We know almost nothing about the actual playing characteristics of European flutes from before 1500. There are a number of written references to, and depictions of, transverse flutes in the 14th century, but little mention of of them in the 15th. No instruments from these periods are known to survive.

Tenor renaissance flute, after instruments in Brussles,
by Plilippe Allain-Dupre

We find the first written descriptions of how to play flutes from the 16th century. And there are a number of surviving instruments from that period that can be studied, perhaps played to some extent, and measured and copied.

The renaissance flute, the type of instrument used in Europe from roughly 1500 to 1650 or so, can be admired for its sophisticated capabilities within a simple and basic form. The instrument has a narrow cylindrical bore with only an embouchure (mouth hole) and six small tone holes. It uses a somewhat different fingering system than that found on other six-hole flutes, which might otherwise appear to be similar. See Renaissance flutes.

One does not hear much about the transverse flute in the 17th century until near the end.

One-key flute after Hotteterre by Roderick Cameron
One-key flute stamped 'LOTZ', mid-18th century

The flute was dramatically remodeled in the late 17th century to make it more suitable for playing the type of music that violins were playing. The new flute had a conical bore and one key for the little finger of the right hand. It was very different from the renaissance flute; as different, say, as the Boehm flute was from the simple system instruments of its time. See Baroque flutes.

While the one-key flute continued to be used throughout the late 18th and entire 19th century, makers began to add keys to some models, at first in England. The keys elimated the need for "forked fingerings" and made the flute more even. Changes in the bore (whether keys were used or not) produced brighter sounding flutes (particularly in Germany) and flutes with easier high notes (particularly in France), while bore changes plus larger tone holes and the use of keys produced louder flutes (particularly in England). These changes were evolutionary rather than dramatic or revolutionary. See Classical flutes.

The 19th century was a time of great differences in national styles. See 19C keyed flutes, III.

Theobald Boehm's first commercial model had "scientifically placed" holes, as well as a revolutionary new mechanism and fingering system. But it retained the conical bore and some of the sound of the ordinary flute. A huge change occured later when Boehm applied his mechanism to a cyclindrical tube with larger holes. See The Boehm flute in the 19th century. A number of professional players took up the Boehm flute in France, and the Boehm or another "modern flute" in England. But the Boehm flute was not common or popular for many years in Germany and other parts of Europe.

Experiments with the design of flutes and other instruments have always taken place, but these grew exponentially in the 19th century. There were numerous experiments before Boehm, and many more after his work. The primary goals of almost all of the innovators were flutes that were louder and more even in tone; facility was also of great importance.
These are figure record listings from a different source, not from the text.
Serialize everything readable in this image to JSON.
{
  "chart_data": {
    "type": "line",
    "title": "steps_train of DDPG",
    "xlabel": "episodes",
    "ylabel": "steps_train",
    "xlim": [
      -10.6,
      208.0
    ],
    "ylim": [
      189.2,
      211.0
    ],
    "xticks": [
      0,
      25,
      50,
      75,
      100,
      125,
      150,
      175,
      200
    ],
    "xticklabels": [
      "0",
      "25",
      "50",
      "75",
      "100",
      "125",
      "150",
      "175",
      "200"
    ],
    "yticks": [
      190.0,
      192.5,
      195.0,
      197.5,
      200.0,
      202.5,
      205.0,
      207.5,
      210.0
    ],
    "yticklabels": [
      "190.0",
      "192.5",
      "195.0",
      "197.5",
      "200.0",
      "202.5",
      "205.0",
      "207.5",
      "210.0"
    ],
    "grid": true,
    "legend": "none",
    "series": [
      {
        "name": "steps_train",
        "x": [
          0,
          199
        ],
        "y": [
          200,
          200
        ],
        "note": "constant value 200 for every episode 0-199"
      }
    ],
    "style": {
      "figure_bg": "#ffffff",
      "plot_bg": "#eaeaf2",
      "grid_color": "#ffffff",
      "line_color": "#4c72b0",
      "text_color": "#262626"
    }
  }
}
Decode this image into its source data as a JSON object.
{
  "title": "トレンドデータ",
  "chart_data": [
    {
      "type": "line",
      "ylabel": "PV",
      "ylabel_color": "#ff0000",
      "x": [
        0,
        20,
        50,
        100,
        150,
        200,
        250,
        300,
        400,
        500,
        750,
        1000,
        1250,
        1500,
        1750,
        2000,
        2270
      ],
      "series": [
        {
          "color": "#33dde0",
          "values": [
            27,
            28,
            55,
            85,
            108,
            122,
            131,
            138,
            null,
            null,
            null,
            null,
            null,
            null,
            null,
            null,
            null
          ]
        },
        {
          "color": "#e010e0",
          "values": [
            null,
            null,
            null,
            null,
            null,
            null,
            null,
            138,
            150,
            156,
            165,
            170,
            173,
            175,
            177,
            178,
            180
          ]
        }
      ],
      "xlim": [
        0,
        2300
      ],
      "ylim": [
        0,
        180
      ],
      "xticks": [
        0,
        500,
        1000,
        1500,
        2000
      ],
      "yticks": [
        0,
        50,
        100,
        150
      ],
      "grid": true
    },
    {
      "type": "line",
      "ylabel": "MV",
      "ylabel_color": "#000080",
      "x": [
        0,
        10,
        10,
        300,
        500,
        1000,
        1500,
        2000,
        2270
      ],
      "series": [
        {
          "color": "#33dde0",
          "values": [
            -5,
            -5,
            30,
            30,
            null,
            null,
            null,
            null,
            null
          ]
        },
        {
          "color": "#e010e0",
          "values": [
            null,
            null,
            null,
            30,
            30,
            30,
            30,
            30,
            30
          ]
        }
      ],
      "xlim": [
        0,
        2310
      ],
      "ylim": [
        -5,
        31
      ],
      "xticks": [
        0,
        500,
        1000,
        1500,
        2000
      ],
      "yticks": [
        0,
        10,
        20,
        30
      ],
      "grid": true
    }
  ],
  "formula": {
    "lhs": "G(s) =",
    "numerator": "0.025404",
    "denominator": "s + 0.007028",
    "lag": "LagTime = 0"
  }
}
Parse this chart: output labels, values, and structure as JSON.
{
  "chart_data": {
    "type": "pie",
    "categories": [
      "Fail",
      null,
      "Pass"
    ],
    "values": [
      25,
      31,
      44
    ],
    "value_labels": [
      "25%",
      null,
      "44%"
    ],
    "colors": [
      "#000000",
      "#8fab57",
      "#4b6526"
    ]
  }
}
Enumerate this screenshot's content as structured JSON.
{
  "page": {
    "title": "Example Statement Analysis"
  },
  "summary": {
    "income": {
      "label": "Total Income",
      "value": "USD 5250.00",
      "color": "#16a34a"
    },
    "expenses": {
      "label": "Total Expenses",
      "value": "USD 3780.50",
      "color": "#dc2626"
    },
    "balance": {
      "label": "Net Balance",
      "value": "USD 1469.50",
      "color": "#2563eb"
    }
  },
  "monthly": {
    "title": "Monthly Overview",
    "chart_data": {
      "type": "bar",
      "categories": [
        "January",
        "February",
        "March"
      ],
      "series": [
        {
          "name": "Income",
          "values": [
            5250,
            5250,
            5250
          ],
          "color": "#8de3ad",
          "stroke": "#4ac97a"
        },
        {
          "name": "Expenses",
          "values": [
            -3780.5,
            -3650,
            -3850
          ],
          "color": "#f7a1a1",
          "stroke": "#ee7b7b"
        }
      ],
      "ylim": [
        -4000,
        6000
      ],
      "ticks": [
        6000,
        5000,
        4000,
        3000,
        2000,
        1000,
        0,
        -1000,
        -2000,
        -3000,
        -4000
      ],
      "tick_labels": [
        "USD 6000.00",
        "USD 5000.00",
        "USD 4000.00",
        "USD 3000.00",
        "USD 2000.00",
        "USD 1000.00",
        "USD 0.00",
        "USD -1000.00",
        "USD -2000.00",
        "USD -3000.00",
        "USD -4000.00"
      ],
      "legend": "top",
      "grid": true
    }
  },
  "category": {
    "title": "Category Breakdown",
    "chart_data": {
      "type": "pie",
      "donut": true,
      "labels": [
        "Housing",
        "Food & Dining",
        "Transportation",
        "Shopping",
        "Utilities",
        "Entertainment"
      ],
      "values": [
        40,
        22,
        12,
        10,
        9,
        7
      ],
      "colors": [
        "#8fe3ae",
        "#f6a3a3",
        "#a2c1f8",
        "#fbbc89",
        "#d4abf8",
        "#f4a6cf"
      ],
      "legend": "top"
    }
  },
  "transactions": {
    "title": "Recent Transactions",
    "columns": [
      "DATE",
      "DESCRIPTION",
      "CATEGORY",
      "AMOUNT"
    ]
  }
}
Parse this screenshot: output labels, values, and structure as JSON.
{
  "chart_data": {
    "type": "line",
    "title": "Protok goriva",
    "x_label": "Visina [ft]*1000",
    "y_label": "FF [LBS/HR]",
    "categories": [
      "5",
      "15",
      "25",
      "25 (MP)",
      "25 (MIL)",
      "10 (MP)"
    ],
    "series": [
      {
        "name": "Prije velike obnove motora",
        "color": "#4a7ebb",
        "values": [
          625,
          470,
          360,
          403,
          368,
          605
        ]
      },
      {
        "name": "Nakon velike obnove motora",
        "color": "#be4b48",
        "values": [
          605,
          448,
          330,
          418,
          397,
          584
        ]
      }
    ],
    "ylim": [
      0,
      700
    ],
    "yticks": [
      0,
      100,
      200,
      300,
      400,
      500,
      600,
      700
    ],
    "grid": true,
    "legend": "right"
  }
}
Radcliff system flute by Rudall Carte, London, 1927

The French took to the Boehm flute relatively early. The Germans mostly ignored it for several decades. The English were impressed with the sound but some disliked the fingering and used Boehm-influenced flutes incorporating some of the old fingering. See The Boehm flute in the 19th century. Many of the English "modern flutes" and "hybrid" systems are very clever and allow great facilty. They eventually lost out to the Boehm flute in part because of the complexity of their mechanism, not because of their sound. See English modified simple system, "hybrid", and "modern" flutes.

Some 19th century German players and conductors did not like the sound of the Boehm flute; they prefered the character and tonal flexibility of the conical bore (and many players did not want to change fingering). Late in the 19th century, highly mechanized conical models were introduced that were louder and more even, in order to compete with the Boehm flute. See Further development of the simple system; Reform flutes.